South China's Guangdong Province has received 36 billion yuan (US$4.44 billion) worth of donations from overseas Chinese and compatriots in Hong Kong and Macao since China's opening-up in 1978.

That amount makes up 70 percent of the total given to the Chinese mainland in the past 27 years, Lu Weixiong, director of the Overseas Chinese Affairs Office of the Guangdong provincial government, said at a work conference last week. Last year alone, donations to the province totaled 900 million yuan (US$111 million).

"The donations laid a foundation for the reform and opening-up, and have injected energy into Guangdong's development," Lu said.

"They are also our valuable spiritual assets, bearing the love of overseas Chinese for the motherland."

Overseas Chinese who claim their ancestry in Guangdong total more than 20 million people.

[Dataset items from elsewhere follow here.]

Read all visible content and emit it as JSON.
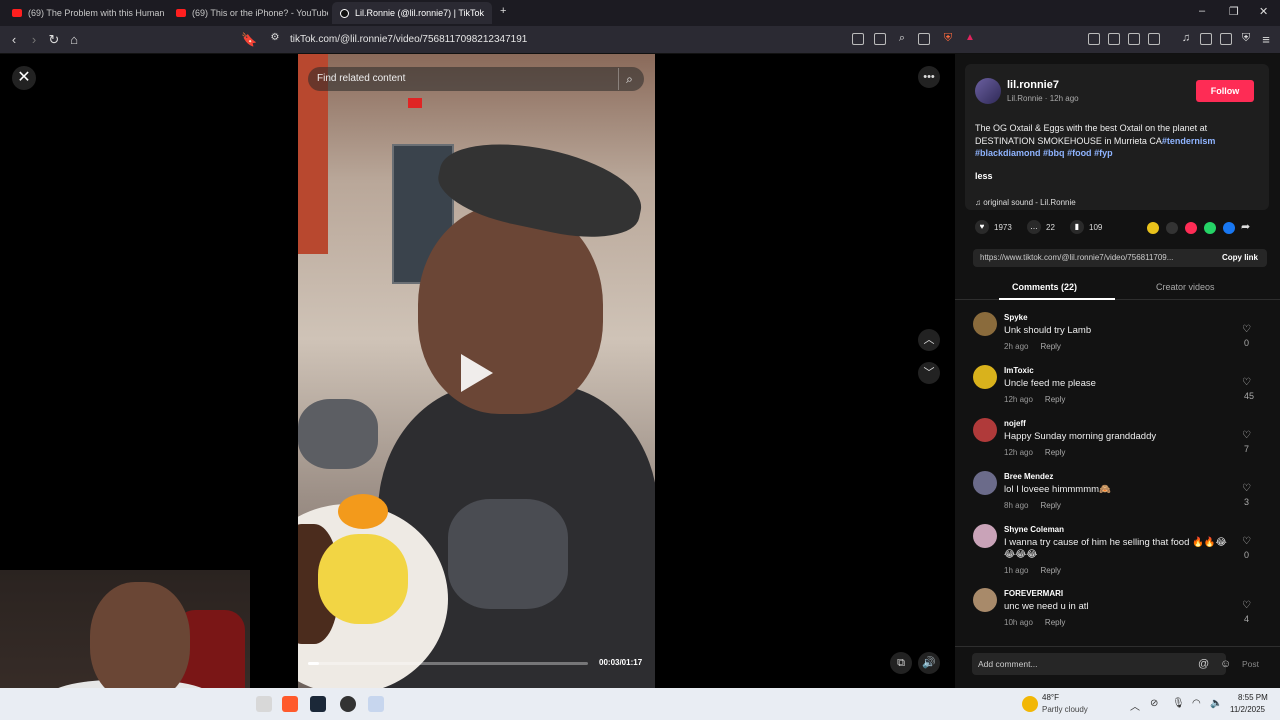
{
  "browser": {
    "tabs": [
      {
        "title": "(69) The Problem with this Humanoid",
        "active": false
      },
      {
        "title": "(69) This or the iPhone? - YouTube",
        "active": false
      },
      {
        "title": "Lil.Ronnie (@lil.ronnie7) | TikTok",
        "active": true
      }
    ],
    "new_tab": "+",
    "url": "tikTok.com/@lil.ronnie7/video/7568117098212347191"
  },
  "video": {
    "search_placeholder": "Find related content",
    "time": "00:03/01:17",
    "progress": 0.04
  },
  "post": {
    "username": "lil.ronnie7",
    "subline": "Lil.Ronnie · 12h ago",
    "follow_label": "Follow",
    "desc_text": "The OG Oxtail & Eggs with the best Oxtail on the planet at DESTINATION SMOKEHOUSE in Murrieta CA",
    "tags": [
      "#tendernism",
      "#blackdiamond",
      "#bbq",
      "#food",
      "#fyp"
    ],
    "less_label": "less",
    "sound": "original sound - Lil.Ronnie",
    "likes": "1973",
    "comments_count": "22",
    "saves": "109",
    "link": "https://www.tiktok.com/@lil.ronnie7/video/756811709...",
    "copy_label": "Copy link"
  },
  "tabs": {
    "comments": "Comments (22)",
    "creator": "Creator videos"
  },
  "comments": [
    {
      "name": "Spyke",
      "text": "Unk should try Lamb",
      "time": "2h ago",
      "likes": "0",
      "color": "#8a6b3c"
    },
    {
      "name": "ImToxic",
      "text": "Uncle feed me please",
      "time": "12h ago",
      "likes": "45",
      "color": "#d9b21c"
    },
    {
      "name": "nojeff",
      "text": "Happy Sunday morning granddaddy",
      "time": "12h ago",
      "likes": "7",
      "color": "#b03a3a"
    },
    {
      "name": "Bree Mendez",
      "text": "lol I loveee himmmmm🙈",
      "time": "8h ago",
      "likes": "3",
      "color": "#6b6b8a"
    },
    {
      "name": "Shyne Coleman",
      "text": "I wanna try cause of him he selling that food 🔥🔥😂😂😂😂",
      "time": "1h ago",
      "likes": "0",
      "color": "#c9a3b8"
    },
    {
      "name": "FOREVERMARI",
      "text": "unc we need u in atl",
      "time": "10h ago",
      "likes": "4",
      "color": "#a88a6a"
    }
  ],
  "reply_label": "Reply",
  "comment_input": {
    "placeholder": "Add comment...",
    "post_label": "Post"
  },
  "taskbar": {
    "temp": "48°F",
    "weather": "Partly cloudy",
    "time": "8:55 PM",
    "date": "11/2/2025"
  },
  "colors": {
    "accent": "#fe2c55",
    "tag": "#8fb4ff"
  }
}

They are scattered in 165 countries and regions and account for about 70 percent of all Chinese living overseas, according to official statistics.

In 1871, an overseas Chinese named Rong Hong donated 500 taels of silver (about 15.5 kilograms) to help set up the Zhenxian Academy for Classical Learning in Zhongshan, in Guangdong.

From the People's Republic of China's founding in 1949 to the end of last year, overseas Chinese and compatriots in Hong Kong and Macao have donated 40 billion yuan (US$4.93 billion) in money and articles to Guangdong, Lu said.

The donations, coming from more than 100,000 people from 100-plus countries and regions, have financed more than 30,000 charity projects, more than 24,000 projects of road, school, hospital, library and sports facilities, and have added to nearly 3,000 charity funds.

About 60 percent of the primary and middle schools and 13 percent of the hospitals in Guangdong, for example, have used those donations for either establishment or expansion.

The donations also helped build 4,000 bridges and 20,000 kilometers of roads in the province.

Hong Kong collector Yeung Wing-tak donated 200 ceramic pillows from various dynasties valued at HK$53 million (US$6.79 million) to the Museum of the Western Han (206 BC-AD 24) Tomb of the Nanyue King in Guangzhou.

In recent years, more donations from overseas have supported poor students and poverty relief projects in Guangdong. More than 90,000 students, for example, have benefited in the past five years.

The provincial government implemented a regulation last year on the supervision and management of charity projects funded by overseas Chinese.